Background/Context: Exposure-based crash rates for bicyclists are rare and prone to bias, due to underreporting of crashes and a dearth of disaggregated exposure data. The Physical Activity through Sustainable Transport Approaches project followed a dynamic cohort of over 10,000 individuals in seven European cities over two years, collecting self-report crash data, as well as exposure data in duration (Global Physical Activity Questionnaire (GPAQ)) over two years.

Aims/Objectives: We aimed to quantify crash rates and individual risk factors for a crash across seven European cities.

Methods/Targets: Overall crude crash incidence was calculated by combining recorded crashes with exposure data as the number of crashes per (i) 10,000 hours. We also calculated incidence rates by city and a range of sociodemographic, attitudinal, and built environment characteristics.
Bicyclist crash risk factors were explored using Generalized Linear Models with negative binomial error structures and logarithmic links. Important predictors were assessed using a step-wise procedure.

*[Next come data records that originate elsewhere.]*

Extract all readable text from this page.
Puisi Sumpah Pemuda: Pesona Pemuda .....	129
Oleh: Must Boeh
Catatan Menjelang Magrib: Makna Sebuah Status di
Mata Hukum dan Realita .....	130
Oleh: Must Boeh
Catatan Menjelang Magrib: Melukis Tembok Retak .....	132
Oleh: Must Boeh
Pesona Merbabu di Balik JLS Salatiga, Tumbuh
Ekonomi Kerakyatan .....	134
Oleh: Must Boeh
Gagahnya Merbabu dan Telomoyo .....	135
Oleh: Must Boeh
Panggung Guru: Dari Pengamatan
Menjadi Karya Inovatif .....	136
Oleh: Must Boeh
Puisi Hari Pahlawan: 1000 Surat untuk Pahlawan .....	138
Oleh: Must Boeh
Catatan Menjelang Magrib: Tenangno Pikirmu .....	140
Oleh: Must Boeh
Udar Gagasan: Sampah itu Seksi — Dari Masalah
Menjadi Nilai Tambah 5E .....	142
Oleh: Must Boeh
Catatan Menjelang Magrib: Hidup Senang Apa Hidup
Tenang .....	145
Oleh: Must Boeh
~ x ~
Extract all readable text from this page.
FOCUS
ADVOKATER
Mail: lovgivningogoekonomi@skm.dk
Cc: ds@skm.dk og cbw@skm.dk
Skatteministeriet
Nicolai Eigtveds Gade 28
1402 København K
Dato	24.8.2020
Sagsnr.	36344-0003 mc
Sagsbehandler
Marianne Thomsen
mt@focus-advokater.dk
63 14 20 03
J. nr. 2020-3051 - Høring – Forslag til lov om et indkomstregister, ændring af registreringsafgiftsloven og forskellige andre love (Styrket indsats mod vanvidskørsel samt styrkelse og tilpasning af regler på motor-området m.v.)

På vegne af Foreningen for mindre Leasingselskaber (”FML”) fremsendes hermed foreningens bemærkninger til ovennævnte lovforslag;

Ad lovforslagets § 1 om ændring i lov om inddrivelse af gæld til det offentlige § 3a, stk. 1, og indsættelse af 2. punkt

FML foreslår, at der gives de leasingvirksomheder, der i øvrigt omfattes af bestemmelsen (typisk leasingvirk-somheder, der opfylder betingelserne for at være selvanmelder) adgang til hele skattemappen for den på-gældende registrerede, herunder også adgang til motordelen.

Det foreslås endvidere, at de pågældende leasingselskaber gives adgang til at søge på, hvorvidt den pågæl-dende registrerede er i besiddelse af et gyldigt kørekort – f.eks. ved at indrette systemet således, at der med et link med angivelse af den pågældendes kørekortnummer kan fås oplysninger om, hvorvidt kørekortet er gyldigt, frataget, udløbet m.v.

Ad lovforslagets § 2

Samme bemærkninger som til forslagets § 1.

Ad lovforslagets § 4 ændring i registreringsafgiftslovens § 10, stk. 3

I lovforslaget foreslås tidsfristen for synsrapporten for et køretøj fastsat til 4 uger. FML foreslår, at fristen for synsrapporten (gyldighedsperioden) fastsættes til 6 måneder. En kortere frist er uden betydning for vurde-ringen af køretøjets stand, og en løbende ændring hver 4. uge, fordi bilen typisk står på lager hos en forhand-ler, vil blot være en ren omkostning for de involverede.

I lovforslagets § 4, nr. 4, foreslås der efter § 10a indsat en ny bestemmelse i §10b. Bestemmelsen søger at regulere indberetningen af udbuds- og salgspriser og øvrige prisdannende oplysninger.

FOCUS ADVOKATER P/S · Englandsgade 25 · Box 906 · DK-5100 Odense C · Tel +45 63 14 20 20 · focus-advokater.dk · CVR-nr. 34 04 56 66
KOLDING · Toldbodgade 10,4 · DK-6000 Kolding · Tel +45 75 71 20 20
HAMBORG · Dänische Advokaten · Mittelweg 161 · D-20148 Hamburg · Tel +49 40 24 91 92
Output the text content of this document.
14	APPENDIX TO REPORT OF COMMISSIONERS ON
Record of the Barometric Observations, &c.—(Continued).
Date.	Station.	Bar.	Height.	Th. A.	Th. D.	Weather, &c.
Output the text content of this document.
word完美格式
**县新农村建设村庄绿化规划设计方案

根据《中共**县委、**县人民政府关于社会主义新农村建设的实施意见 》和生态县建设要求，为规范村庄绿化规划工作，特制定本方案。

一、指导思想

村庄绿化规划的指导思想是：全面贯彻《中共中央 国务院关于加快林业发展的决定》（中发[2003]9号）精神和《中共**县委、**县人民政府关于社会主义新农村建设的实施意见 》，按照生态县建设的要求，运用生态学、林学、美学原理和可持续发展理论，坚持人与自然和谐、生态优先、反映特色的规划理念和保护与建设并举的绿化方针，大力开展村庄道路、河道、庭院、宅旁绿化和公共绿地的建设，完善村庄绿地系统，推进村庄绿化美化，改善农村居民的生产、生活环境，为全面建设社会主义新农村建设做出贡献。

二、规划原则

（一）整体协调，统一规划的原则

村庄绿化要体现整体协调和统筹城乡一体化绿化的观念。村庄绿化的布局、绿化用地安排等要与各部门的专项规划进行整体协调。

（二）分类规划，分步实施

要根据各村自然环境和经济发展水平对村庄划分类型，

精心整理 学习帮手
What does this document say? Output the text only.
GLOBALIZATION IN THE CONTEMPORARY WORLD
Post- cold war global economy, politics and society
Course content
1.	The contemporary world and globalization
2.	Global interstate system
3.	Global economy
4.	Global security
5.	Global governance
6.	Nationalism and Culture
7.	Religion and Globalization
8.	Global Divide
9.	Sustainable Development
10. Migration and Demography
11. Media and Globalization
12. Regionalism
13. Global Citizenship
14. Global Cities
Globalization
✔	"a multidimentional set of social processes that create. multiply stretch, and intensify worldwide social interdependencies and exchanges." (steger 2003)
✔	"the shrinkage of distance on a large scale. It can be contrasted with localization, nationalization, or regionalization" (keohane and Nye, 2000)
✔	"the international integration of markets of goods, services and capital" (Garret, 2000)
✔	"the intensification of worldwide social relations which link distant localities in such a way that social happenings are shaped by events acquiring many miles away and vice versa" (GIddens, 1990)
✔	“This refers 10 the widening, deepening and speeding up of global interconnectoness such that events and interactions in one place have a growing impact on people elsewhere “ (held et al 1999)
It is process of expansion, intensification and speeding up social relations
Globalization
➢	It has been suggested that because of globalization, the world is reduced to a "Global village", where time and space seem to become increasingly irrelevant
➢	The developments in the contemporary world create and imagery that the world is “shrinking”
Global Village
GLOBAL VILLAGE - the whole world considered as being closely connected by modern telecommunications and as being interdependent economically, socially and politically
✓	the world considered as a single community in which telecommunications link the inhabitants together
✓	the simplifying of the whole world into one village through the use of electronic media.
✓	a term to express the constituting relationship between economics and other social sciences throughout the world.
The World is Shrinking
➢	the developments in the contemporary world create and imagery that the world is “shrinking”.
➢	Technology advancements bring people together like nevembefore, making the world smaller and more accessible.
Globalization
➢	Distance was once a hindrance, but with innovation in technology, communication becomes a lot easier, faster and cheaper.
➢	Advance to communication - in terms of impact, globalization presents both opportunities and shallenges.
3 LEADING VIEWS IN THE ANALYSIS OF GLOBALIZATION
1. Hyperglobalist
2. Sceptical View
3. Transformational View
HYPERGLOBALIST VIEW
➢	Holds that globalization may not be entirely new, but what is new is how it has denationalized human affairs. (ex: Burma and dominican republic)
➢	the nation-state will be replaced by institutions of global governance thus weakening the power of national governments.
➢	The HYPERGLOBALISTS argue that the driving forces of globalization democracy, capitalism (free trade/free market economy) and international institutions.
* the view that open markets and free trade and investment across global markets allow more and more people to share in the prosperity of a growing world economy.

Results/Activities: Overall, the crash rate was 13.35 crashes per 10,000 hrs (95% CI, 12.10 - 14.71) or 1 crash per 749 hrs. We found that crash rates were highest in London and lowest in Orebro.
Adjusting for city and exposure, risk factors for a crash included being male, living in a neighbourhood of very high or very low building density, while protective factors included perceiving that bicycling was well regarded in one's neighbourhood. We found a non-linear relationship between exposure and crash risk, with the risk of a crash decreasing with increasing exposure.

Discussion/Deliverables: This study analysed prospectively collected data in a large cohort of bicyclists across seven European cities, providing a unique dataset with exposure-adjusted crash rates at the individual-level. We show that crash risks include city, neighbourhood and individual level factors.

Conclusions: We assessed crash rates across seven European cities and found London to be the riskiest city and Orebro to the safest. Our crash risk models show that individual crash rates decreased with increasing bicycling frequency and were altered by a mix of sociodemographic, attitudinal and built environment factors. Our findings demonstrate that one contributing factor to “safety in numbers” might be a lower number of inexperienced or infrequent bicyclists.